Re: An alarming trend in METHOD=POST

James Pitkow (
Wed, 9 Nov 1994 09:52:17 +0100

Tim wrote:

> [[There is a snag when the parameters (like an HTML document
> as a litteral string) get too big to hold in a URL.
> But then, it is not so obvious that you want the same
> things to happen to it anyway (caching, saving in
> hotlists). We wouldn't want someone saving the results
> of an analysis of 200MB of astrophysics to a hotlist
> to be storing the 200MB away, for example.]]

True, yet the intended functionality seems to drive the use. Hotlists
and caching seem quite useful for un/parameterized IR tasks but not
interactive tasks. Analysis of 200MB of data might better off if treated
differently than 200MB of paramterized IR query. Similiarly, semi-statefull
connections seem quite applicable to interactive, but not IR tasks. So,
how does paramterized IR differ from interactive - by the existence of
successive state transistions. Most paramterized IR tasks comprise a
single state, whereas interactive tasks usually require that the results
from one state be known in future states.

> If however the function has side-effects, like
> "the result of my ordering a pizza with pepperoni",
> then it should *not* use get, as clearly screwups could
> occur. For example, suppose the pizza hut returns a
> useful calendar and menu acknowledging each order, and you put
> one in your hotlist.

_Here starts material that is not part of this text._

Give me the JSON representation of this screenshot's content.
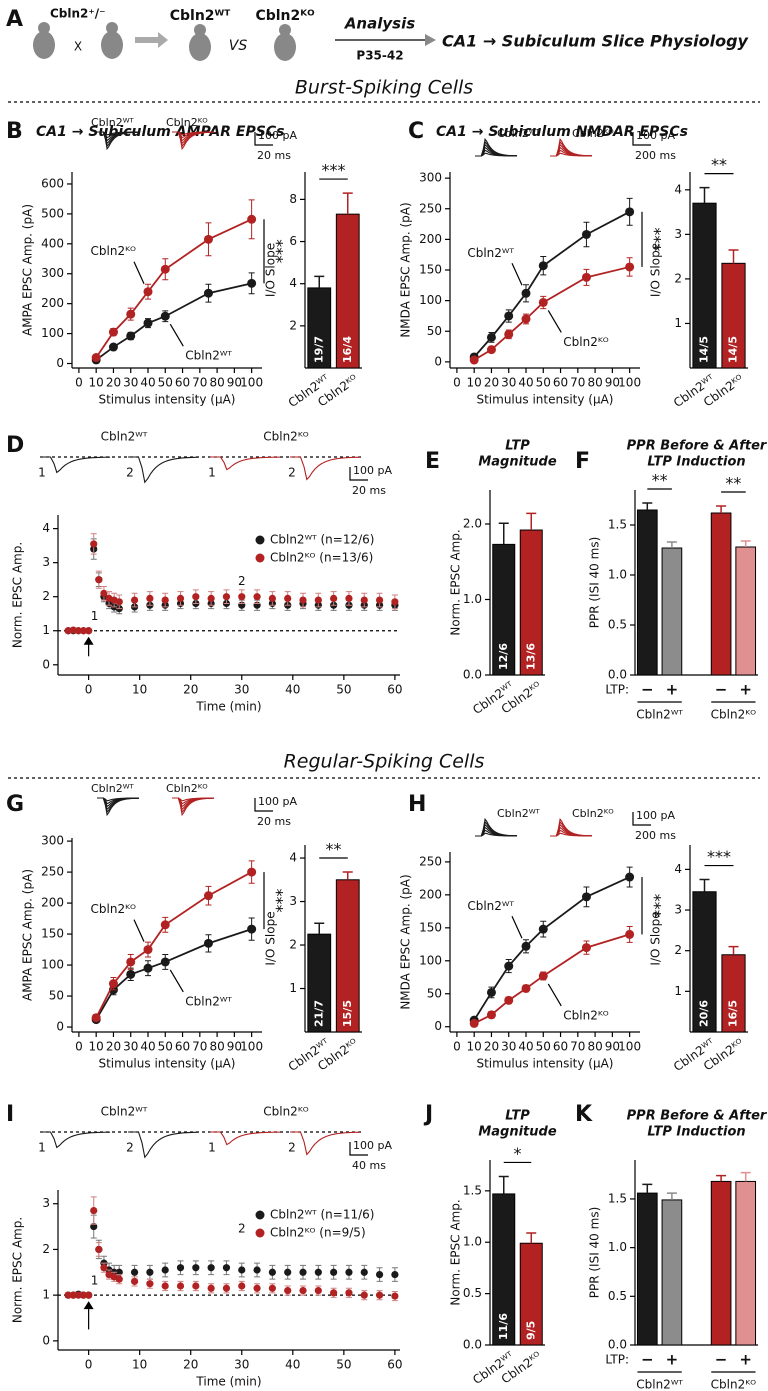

And every day your client refreshes
> cached copies of everything in your hotlist... this
> could affect your health.
> POST is appropriate here.

The notion of client refreshes of hotlist items is worrisome wrt POST.
The software performing the refresh has no way of knowing that the
URL resulted from a POST or is just a static document.

For example, when I attempt to retrieve a document that initiated via
a POST request, many forms I tried produce errors or undesired results.
Can POST really be cached or added to a hotlist correctly?